Preparing Siblings for a New Baby
         When you're having your first baby you and your partner have to get ready for that birth and that little person, but when it's your second or third or even more then there's a whole other dynamic now.  How do you prepare you other child/children for the birth of another?
           Here are some simple suggestsions, feel free to pick and chose what works best for your family.  First, let your other kids be involved in your pregnancy.  Talk about what will happen and what is happening inside your womb at the moment, there are many books out there aimed at children for this very purpose.  Show your children pictures of childbirth.  Ecspeically if you want them to be involved in the birth.  Expalin to your other children how dependant babies are.  Explain how much they sleep, and how they cry when they need or want something, and how they can't walk or talk or even crawl.  Give them a lot of special attention and tell them how grown up they are, point out all the things they can do for themselves and why they can teach their new sibling to do.  Show them their babybooks so they will see all that you did for them when they were small.  Encourage them to talk and touch the baby in your belly.  Let them feel the new baby moving around.  Have them help you get the baby stuff together, have them help in the preperation of the baby's new room or if they're sharing a room with the baby.  Inivite mothers with young babies over and let your kids interact with them as much as possiable.  Also, waterbabies are a good doll to help your children see what it will be like, so are other realistic feeling dolls.  You can teach your children how to hold a baby with these dolls.
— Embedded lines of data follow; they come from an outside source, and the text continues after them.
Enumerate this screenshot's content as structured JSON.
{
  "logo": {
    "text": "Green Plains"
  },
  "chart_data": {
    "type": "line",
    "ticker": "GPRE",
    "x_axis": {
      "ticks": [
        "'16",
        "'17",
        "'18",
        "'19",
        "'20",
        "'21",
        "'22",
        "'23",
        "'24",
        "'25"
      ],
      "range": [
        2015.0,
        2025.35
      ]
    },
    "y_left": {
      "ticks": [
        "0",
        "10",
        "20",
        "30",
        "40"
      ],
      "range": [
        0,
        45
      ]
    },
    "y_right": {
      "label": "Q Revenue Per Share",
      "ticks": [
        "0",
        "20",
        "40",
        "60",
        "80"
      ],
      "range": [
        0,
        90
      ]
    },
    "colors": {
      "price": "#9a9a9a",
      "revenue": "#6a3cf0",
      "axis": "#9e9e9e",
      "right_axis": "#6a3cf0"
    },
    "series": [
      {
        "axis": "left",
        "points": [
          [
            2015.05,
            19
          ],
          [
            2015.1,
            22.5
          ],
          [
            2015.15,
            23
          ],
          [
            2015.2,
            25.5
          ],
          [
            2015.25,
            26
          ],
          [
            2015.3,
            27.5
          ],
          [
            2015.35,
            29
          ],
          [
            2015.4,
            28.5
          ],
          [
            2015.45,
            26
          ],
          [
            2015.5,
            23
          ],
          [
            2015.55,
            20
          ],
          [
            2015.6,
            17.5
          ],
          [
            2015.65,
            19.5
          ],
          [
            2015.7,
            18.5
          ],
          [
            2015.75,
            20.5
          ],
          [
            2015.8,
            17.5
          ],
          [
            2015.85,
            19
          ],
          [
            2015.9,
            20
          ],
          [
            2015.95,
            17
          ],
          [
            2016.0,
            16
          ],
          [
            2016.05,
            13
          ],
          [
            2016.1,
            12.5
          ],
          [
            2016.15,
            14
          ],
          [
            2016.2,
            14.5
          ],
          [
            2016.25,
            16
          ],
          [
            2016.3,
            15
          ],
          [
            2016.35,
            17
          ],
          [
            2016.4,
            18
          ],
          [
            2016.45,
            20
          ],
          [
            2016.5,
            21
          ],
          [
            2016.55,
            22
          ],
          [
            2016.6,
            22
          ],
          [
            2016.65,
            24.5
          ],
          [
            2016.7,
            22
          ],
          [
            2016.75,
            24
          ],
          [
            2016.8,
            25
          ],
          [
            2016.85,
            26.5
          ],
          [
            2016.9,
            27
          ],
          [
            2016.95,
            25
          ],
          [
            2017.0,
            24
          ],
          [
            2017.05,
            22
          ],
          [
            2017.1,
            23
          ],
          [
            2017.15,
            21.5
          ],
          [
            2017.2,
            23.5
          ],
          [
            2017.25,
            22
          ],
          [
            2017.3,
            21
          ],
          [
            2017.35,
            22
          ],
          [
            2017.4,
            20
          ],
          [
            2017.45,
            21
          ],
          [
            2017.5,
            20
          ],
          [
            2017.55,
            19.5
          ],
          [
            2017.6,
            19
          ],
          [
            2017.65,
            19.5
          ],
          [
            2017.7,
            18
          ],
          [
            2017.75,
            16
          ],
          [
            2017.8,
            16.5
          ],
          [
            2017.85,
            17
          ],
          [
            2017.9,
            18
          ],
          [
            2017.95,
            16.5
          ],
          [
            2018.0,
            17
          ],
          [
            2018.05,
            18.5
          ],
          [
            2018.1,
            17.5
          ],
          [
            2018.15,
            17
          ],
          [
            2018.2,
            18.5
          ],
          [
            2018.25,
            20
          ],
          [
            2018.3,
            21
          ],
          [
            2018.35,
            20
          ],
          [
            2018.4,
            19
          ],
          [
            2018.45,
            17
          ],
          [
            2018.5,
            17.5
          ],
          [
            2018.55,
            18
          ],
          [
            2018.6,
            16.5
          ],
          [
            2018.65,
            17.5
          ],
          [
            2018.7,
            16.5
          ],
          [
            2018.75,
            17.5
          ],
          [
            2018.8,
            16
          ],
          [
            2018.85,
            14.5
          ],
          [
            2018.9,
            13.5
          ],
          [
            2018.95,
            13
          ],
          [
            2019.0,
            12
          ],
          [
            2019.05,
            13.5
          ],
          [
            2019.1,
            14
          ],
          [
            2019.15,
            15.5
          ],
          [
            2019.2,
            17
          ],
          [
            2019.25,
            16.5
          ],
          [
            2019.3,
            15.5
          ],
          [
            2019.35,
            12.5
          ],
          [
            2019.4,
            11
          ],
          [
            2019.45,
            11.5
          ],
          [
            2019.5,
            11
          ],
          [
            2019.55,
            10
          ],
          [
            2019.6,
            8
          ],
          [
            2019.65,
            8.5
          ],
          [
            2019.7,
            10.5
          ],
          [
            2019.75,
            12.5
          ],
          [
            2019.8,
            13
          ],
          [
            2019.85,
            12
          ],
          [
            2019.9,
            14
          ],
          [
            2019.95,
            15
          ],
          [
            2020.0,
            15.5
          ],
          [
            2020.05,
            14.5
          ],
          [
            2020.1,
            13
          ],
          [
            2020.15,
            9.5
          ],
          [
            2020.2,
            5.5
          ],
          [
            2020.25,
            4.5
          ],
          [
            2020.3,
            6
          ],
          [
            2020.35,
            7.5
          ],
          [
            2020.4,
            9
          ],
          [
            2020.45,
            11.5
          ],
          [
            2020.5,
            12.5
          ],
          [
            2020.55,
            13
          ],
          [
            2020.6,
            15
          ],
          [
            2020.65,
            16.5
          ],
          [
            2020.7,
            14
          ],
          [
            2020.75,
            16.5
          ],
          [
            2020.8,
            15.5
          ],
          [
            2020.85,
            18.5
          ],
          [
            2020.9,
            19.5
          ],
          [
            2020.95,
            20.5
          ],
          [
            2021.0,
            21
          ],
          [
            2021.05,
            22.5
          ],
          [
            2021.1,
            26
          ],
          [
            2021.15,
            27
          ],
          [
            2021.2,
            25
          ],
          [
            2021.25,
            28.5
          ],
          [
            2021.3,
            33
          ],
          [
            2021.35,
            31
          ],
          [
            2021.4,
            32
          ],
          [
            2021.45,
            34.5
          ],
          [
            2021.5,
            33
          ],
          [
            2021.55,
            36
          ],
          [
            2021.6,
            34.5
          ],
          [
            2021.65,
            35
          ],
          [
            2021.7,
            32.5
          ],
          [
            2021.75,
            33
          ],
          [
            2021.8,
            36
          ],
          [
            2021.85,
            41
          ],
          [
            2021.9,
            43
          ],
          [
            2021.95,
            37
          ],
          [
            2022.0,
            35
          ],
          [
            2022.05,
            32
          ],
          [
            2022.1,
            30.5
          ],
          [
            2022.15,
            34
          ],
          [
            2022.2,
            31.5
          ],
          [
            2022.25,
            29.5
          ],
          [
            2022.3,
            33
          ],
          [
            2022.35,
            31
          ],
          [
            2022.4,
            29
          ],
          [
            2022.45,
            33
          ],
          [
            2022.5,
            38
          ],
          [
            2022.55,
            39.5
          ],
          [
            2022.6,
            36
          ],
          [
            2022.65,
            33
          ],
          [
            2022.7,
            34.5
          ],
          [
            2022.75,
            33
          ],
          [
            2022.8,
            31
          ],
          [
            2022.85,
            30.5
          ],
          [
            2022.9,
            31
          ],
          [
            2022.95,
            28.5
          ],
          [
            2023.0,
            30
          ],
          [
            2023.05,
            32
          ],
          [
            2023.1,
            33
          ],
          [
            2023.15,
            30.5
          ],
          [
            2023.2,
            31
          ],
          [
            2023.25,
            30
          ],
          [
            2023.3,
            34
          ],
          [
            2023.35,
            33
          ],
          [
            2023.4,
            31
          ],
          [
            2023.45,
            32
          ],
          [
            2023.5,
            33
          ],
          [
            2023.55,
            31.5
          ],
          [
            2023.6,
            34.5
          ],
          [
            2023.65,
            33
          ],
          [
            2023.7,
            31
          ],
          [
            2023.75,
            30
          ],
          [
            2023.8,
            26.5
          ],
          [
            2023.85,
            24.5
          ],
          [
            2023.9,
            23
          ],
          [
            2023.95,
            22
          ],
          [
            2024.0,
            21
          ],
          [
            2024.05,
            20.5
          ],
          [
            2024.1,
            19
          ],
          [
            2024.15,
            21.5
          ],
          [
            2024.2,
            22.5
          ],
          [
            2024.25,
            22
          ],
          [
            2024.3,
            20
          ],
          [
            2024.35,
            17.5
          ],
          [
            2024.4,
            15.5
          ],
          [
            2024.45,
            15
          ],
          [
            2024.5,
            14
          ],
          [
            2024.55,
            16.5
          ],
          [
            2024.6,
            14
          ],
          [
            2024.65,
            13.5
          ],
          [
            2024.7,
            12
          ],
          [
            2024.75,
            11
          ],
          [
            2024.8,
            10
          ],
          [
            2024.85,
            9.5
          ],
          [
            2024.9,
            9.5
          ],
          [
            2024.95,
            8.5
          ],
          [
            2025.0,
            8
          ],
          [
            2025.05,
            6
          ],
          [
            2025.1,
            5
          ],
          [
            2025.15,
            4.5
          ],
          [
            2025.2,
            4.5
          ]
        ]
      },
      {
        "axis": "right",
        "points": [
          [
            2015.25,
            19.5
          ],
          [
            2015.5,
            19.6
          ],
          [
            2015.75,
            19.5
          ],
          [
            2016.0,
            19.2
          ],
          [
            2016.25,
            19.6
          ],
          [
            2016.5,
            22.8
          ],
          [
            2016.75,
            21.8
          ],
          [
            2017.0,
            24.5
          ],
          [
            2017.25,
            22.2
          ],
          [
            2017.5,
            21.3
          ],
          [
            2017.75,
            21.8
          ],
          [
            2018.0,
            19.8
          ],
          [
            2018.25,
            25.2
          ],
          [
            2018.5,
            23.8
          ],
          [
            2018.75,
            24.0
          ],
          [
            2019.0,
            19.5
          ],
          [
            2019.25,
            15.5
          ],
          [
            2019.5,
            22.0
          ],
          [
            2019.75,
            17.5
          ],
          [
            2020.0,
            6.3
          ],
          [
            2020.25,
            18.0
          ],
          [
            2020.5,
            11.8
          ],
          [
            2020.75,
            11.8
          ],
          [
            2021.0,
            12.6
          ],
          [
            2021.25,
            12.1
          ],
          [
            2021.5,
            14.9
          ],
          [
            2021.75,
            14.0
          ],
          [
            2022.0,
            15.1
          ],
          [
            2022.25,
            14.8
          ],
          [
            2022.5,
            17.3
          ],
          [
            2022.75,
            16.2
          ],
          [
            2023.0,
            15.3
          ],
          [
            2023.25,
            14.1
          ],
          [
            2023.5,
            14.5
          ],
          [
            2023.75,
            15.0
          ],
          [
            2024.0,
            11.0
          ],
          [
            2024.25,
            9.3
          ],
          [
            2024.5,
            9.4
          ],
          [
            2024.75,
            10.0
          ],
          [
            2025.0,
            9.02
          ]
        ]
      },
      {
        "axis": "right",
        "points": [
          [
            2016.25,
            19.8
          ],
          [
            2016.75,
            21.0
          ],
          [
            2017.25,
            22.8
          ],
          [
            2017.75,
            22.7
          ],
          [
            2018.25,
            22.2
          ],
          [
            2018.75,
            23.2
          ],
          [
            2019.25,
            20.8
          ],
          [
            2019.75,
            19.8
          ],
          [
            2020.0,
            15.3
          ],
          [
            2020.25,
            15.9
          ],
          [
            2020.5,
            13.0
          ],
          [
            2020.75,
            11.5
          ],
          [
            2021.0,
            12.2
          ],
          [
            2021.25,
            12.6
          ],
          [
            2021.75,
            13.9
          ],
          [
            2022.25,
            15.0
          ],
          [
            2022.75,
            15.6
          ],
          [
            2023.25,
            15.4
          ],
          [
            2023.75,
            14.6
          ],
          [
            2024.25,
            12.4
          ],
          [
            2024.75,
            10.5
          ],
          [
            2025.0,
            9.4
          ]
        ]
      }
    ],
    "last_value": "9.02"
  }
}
          When the new baby arrives some kids may have trouble adjusting.  Again, seculsion will help your other children adjust to their new sibiling and give you time to show them that you still love them just as much.  Keep reading them the books on new babies, it will help.  Let them "help" with diapers and dressing the baby.  Try to set aside for them to play with their new sibling.  Take them on "special outings" or have daddy do it.  That way they feel they are getting something special out of it.  Bathe all your children together, but this is only recommended if they are all very young or all the same sex.  Be sure to praise your other children lots and let them know they are good helpers.  Don't forget to set aside special time each day to spend just with your other children one on one.  Give your other children lots of love and baby them whenever and however they need it.  In the first few weeks after the new baby is born your other children, the former youngest ecspecially, may seem extra needy but babying them whenever and however they need it will help them feel secure and eventually they will stop being extra needy.  This also helps prevent sibling rivarly.